Part 2 of 4
For many taxpayers, interacting with the IRS is unavoidable. Even when you, or your accountant have done nothing wrong the IRS may have questions. Their inquiries could be as simple as verifying your identity before releasing your refund, or so complex that you feel like you need a PhD in tax to understand them. In either case, you need to know what to expect, and more importantly, you need to know your rights so that you can protect them.
FACT: The IRS will not tell you your rights, and will attempt to bully you into acting against your rights.
First, you have the right to know what you need to do to comply with the tax laws. You are entitled to a clear, plain-English explanation of the applicable tax laws and IRS procedures in all tax forms, instructions, publications, notices, and correspondence. If you receive a letter that you simply do not understand, it is your right to have that letter explained to you by the IRS. Further, you have the right to ask as many questions as you like and to receive clear explanations of the potential outcomes before taking action.

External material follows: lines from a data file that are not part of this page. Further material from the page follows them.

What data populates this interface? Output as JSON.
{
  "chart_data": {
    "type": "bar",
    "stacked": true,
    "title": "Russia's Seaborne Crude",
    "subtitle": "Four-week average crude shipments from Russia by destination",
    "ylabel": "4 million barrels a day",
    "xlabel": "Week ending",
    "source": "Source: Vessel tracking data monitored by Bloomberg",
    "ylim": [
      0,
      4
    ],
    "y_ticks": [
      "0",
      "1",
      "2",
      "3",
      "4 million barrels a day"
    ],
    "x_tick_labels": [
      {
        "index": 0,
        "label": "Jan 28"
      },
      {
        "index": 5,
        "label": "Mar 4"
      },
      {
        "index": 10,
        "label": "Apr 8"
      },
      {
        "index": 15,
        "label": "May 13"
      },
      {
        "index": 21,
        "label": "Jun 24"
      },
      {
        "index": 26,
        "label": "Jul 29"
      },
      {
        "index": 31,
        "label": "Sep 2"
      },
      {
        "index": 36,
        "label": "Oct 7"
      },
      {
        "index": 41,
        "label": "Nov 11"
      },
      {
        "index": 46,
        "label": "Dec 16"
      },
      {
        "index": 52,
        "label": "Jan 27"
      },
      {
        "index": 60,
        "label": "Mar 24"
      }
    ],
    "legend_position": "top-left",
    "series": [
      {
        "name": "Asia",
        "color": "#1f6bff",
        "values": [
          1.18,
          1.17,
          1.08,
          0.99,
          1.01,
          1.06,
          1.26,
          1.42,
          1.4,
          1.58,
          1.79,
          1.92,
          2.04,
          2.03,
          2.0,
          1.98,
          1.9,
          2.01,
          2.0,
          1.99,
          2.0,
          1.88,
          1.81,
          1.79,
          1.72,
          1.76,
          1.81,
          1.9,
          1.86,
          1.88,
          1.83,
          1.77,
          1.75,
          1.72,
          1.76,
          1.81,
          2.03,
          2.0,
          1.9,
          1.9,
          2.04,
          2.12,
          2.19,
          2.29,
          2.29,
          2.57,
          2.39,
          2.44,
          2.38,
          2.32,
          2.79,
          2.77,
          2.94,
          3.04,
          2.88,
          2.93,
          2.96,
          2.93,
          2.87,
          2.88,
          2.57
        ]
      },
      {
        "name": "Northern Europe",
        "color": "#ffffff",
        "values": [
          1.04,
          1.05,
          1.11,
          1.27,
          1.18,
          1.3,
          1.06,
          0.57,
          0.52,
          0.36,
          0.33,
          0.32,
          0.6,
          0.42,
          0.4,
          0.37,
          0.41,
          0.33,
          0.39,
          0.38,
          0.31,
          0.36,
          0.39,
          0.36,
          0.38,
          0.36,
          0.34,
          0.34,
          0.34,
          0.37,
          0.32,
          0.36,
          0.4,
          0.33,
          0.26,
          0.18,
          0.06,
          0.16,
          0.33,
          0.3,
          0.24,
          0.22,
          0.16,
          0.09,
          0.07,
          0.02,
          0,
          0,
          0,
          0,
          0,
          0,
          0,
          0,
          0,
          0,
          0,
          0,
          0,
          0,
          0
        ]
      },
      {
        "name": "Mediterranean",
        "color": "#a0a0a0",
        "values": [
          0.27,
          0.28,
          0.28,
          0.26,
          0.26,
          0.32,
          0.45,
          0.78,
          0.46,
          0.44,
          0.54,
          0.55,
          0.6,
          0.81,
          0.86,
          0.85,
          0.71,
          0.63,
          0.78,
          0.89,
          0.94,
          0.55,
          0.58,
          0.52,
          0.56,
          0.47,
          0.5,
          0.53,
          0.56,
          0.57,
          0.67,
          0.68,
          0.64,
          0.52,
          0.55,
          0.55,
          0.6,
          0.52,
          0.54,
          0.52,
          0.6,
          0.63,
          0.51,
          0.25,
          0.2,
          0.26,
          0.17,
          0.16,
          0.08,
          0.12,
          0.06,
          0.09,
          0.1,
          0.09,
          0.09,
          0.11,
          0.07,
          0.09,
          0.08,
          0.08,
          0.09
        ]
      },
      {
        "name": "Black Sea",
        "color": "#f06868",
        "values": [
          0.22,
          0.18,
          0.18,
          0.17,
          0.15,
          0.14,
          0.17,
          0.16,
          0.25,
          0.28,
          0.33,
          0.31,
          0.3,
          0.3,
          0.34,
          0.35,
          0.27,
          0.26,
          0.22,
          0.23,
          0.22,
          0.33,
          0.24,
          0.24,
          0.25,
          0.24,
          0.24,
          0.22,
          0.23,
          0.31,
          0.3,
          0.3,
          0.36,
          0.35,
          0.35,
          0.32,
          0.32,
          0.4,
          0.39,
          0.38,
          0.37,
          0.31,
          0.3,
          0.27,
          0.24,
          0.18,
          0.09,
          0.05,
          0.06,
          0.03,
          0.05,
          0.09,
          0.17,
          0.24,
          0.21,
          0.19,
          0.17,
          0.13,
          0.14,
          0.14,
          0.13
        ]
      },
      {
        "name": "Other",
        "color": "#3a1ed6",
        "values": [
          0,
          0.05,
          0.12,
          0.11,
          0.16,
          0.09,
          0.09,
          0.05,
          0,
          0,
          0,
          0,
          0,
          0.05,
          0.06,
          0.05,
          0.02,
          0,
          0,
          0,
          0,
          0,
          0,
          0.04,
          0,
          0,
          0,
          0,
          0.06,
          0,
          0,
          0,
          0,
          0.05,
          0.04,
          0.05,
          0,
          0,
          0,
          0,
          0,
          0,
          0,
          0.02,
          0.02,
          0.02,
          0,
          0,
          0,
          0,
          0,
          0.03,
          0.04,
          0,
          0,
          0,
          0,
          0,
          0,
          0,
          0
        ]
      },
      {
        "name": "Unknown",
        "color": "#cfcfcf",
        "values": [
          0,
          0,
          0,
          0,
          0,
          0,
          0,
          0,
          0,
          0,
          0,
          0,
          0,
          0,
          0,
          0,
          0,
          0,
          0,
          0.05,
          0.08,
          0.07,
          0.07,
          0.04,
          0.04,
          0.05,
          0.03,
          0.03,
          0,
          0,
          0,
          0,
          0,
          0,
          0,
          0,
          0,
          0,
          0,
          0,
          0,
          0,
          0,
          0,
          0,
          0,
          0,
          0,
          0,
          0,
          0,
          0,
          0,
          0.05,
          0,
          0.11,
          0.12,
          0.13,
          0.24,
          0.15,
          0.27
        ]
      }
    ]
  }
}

Often the IRS documentation and explanations are difficult for a taxpayer to understand. Perhaps the IRS hopes that the taxpayer will simply pay the amounts proposed without seeking to understand how an amount is calculated. Or worse, without confirming that you in fact owe the amount they have assessed. You can insist that the IRS provide you a complete explanation with supporting documentation related to all tax matters.
If you do not feel like you’re getting clear information from the IRS, and you need help, you have the right to retain an authorized representative of your choice to represent you in your dealings with the IRS. This representative should be well versed in dealing with the IRS and is either a CPA, lawyer or Enrolled Agent. A family member can also be appointed to represent you. If you cannot afford to have someone to represent you, you can seek assistance from a Low Income Taxpayer Clinic.
Many taxpayers attempt to resolve their tax matters without representation. Unfortunately doing so pits you against an IRS agent who is very knowledgeable of the tax laws and is well versed in how to use them to their advantage. The average taxpayer does not have that same knowledge and can inadvertently put themselves at a disadvantage by addressing what appears to be a reasonable request, but that result in them being bullied in many cases without their knowledge. Generally speaking, it is advisable to seek representation from someone who has the same knowledge as the IRS agent, and who aims to use that knowledge to your advantage.